Как ни странно, он, монашествующий с отрочества, сейчас, осенённый митрою, мучим был главным вопросом: готов ли я к духовному окормлению вверяемого мне народа, коего не знаю хорошо, чьей жизни глубинной не чувствую, но жажду с Божией помощью все силы мои положить вместе с этим народом на алтарь добра, справедливости, милосердия?
По рассказам паломников и купцов знал он, что неведомая Русь, куда определён он архипастырем, лежит в краях северных, суровых. Высоко назначение, но расставаться навсегда с блаженной Византией было и жаль и страшно. И он не торопился с отъездом из Константинополя, стараясь как можно больше выведать и о трудностях предстоящего пути, и о том, что ждёт его в столице будущей митрополии.

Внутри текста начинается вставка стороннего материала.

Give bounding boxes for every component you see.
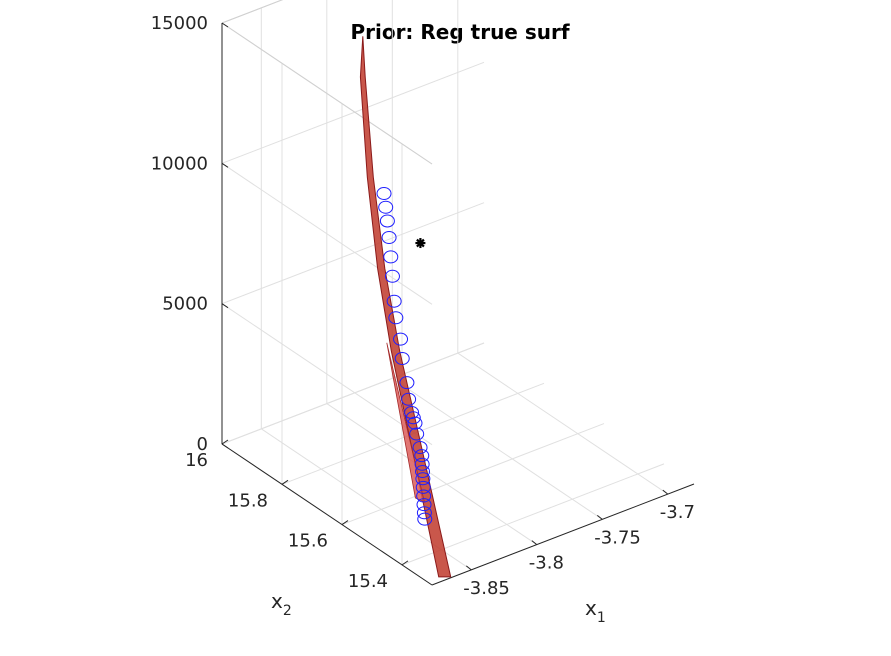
sample-marker bbox=[405, 411, 421, 425]
x2-axis-label: x2 bbox=[271, 589, 292, 619]
x2-axis-label-sub: 2 bbox=[283, 603, 292, 619]
x1-tick-label: -3.75 bbox=[594, 527, 641, 548]
x1-axis-label-base: x bbox=[585, 596, 597, 620]
sample-marker bbox=[415, 465, 430, 479]
sample-marker bbox=[416, 498, 432, 512]
marked-point bbox=[415, 238, 426, 249]
sample-marker bbox=[388, 311, 404, 325]
z-tick-label: 15000 bbox=[151, 13, 208, 34]
marked-point-star-stroke bbox=[416, 238, 425, 248]
z-tick-label: 0 bbox=[197, 434, 208, 455]
sample-marker bbox=[379, 214, 395, 228]
x2-tick-mark bbox=[341, 520, 349, 525]
x1-tick-label: -3.7 bbox=[660, 502, 695, 523]
grid-line-backwall-z bbox=[221, 61, 485, 164]
grid-line-sidewall-z bbox=[221, 303, 433, 446]
z-tick-mark bbox=[221, 303, 229, 309]
x1-tick-mark bbox=[465, 565, 472, 571]
surface-ridge bbox=[359, 36, 452, 578]
z-tick-mark bbox=[221, 443, 229, 449]
sample-marker bbox=[412, 440, 428, 454]
grid-line-floor-y bbox=[401, 463, 665, 566]
x2-tick-mark bbox=[221, 439, 229, 445]
grid-line-backwall-z bbox=[221, 202, 485, 305]
grid-line-floor-x bbox=[392, 377, 603, 520]
sample-marker bbox=[415, 480, 431, 494]
sample-marker bbox=[416, 506, 432, 520]
sample-marker bbox=[409, 427, 425, 441]
surface bbox=[359, 36, 452, 578]
grid-line-backwall-z bbox=[221, 342, 485, 445]
x2-tick-label: 15.8 bbox=[228, 490, 268, 511]
x1-axis-label: x1 bbox=[585, 596, 606, 626]
z-tick-mark bbox=[221, 162, 229, 168]
x1-axis-line bbox=[431, 483, 695, 586]
x2-tick-mark bbox=[281, 479, 289, 485]
x2-tick-label: 15.4 bbox=[348, 571, 388, 592]
x2-tick-mark bbox=[401, 560, 409, 566]
surface-fold bbox=[386, 342, 425, 503]
sample-marker bbox=[381, 230, 397, 244]
sample-marker bbox=[401, 392, 417, 406]
z-tick-label: 10000 bbox=[151, 153, 208, 174]
grid-line-floor-x bbox=[326, 403, 538, 546]
x1-tick-mark bbox=[531, 540, 538, 545]
x1-axis-label-sub: 1 bbox=[597, 610, 606, 626]
axis-lines bbox=[221, 22, 695, 586]
sample-marker bbox=[417, 512, 433, 526]
x1-tick-label: -3.85 bbox=[463, 578, 510, 599]
sample-marker bbox=[407, 416, 423, 430]
sample-markers bbox=[376, 186, 433, 526]
x1-tick-label: -3.8 bbox=[529, 553, 564, 574]
sample-marker bbox=[394, 351, 410, 365]
z-tick-label: 5000 bbox=[162, 294, 208, 315]
sample-marker bbox=[378, 200, 394, 214]
x1-tick-mark bbox=[596, 514, 603, 520]
sample-marker bbox=[383, 250, 399, 264]
grid-line-floor-x bbox=[457, 352, 669, 495]
chart-title: Prior: Reg true surf bbox=[350, 20, 569, 44]
x2-tick-label: 15.6 bbox=[288, 531, 328, 552]
sample-marker bbox=[414, 457, 430, 471]
x1-tick-mark bbox=[662, 489, 669, 495]
tick-labels: -3.85 -3.8 -3.75 -3.7 15.4 15.6 15.8 160 5000 100… bbox=[151, 13, 695, 599]
z-tick-mark bbox=[221, 22, 229, 28]
sample-marker bbox=[404, 405, 420, 419]
sample-marker bbox=[386, 294, 402, 308]
sample-marker bbox=[393, 332, 409, 346]
sample-marker bbox=[415, 472, 431, 486]
x2-axis-line bbox=[221, 443, 433, 586]
sample-marker bbox=[376, 186, 392, 200]
grid-line-floor-y bbox=[341, 423, 605, 526]
top-left-edge bbox=[221, 22, 433, 165]
grid-lines bbox=[221, 0, 669, 586]
x2-axis-label-base: x bbox=[271, 589, 283, 613]
sample-marker bbox=[384, 269, 400, 283]
sample-marker bbox=[399, 376, 415, 390]
sample-marker bbox=[416, 489, 432, 503]
sample-marker bbox=[414, 449, 430, 463]
top-right-edge bbox=[221, 0, 284, 24]
x2-tick-label: 16 bbox=[185, 450, 208, 471]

Сама столица-то и смущала больше всего. Не Киев и не Владимир, что служили изначально местопребыванием русских церковных владык, и даже не Тверь, где правит великий князь Руси Александр Михайлович, а какой-то городишко с ничего не говорящим названием Москва. Предшественник Феогноста, недавно почивший в Бозе глава Русской Церкви Пётр, почему-то начал управлять митрополией именно из Москвы и преемнику своему наказал оставаться в ней.

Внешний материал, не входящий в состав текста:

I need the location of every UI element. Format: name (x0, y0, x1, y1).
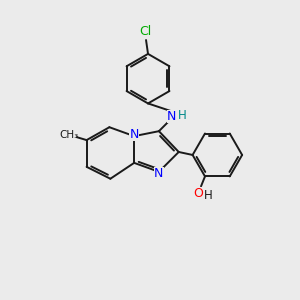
Text: H: H (178, 109, 187, 122)
Text: N: N (130, 128, 139, 141)
Text: N: N (167, 110, 176, 123)
Text: Cl: Cl (139, 25, 151, 38)
Text: CH₃: CH₃ (59, 130, 78, 140)
Text: N: N (154, 167, 164, 180)
Text: H: H (204, 189, 212, 202)
Text: O: O (193, 187, 203, 200)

И с преемником его тоже нескладно получилось. Пётр перед кончиной сам подготовил себе смену — прочил на кафедру архимандрита московского монастыря Фёдора. Патриарх, однако, отверг московского претендента, сказал Феогносту:
— Поезжай без колебаний и сомнений, поелику Фёдора прислал нам не великий князь Александр, а удельный московский князёк Иван, почему мы должны соглашаться с ним?

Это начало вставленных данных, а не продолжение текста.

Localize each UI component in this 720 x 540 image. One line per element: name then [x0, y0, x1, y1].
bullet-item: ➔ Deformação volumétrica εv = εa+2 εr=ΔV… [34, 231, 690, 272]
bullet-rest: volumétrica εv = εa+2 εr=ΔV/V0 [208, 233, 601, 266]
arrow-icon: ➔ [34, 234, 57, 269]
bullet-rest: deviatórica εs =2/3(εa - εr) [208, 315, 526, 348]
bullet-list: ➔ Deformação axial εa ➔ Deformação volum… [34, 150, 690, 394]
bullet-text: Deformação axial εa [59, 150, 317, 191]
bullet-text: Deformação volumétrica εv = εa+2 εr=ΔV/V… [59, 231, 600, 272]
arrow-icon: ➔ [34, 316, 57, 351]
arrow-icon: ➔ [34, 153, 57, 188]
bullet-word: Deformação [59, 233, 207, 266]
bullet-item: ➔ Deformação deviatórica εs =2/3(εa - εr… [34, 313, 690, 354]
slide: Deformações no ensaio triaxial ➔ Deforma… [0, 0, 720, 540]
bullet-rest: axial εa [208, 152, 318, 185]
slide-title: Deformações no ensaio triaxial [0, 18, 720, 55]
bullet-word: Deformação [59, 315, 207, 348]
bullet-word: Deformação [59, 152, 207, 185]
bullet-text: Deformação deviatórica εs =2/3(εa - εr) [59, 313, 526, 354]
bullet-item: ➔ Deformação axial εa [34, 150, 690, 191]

Правильно судил вселенский патриарх, да только, пока решалось дело, на Руси великие изменения произошли: кесарь Золотой Орды Узбек разгневался на Александра Тверского, лишил его власти, а великим князем сделал Ивана Московского. Стала, значит, Москва отныне стольным городом Руси, и как там теперь встретят греческого ставленника? Не прогонят небось, однако же и малая неприязнь будет для духовного владыки оскорбительна. Патриарху это тоже было ясно, но менять решения своего он не стал. Слово его непререкаемо. На то он и вселенский. И послушник Фёдор, оказавшийся московским архимандритом и учивший Феогноста, когда тот стал митрополитом вместо него, не скорбел нимало, видимости никакой не показывал и расположения к Феогносту не утратил, как истинный христианин полагая, что, если ему не даётся, значит, это ему не надо. А что назначено, то в своё время сбудется. Эта незлобивость, негордынность вызвала у Феогноста доверие к Фёдору, и отбыли они на Русь вместе во взаимном дружелюбии и согласии, везли в Москву подарки патриаршии — несколько икон древнего византийского письма да крест напрестольный с каменьями и эмалями. А от себя Феогност догадался добавить «Лествицу райскую» — святоотеческое сочинение преподобного Иоанна Лествичника, недавно переведённое в Сербии на славянский язык с греческого. Исполненная на пергаменте, в тяжёлом кожаном переплёте с золотыми застёжками, не могла эта книга не тронуть сердца нового великого князя. С этим рассуждением и архимандрит Фёдор согласился.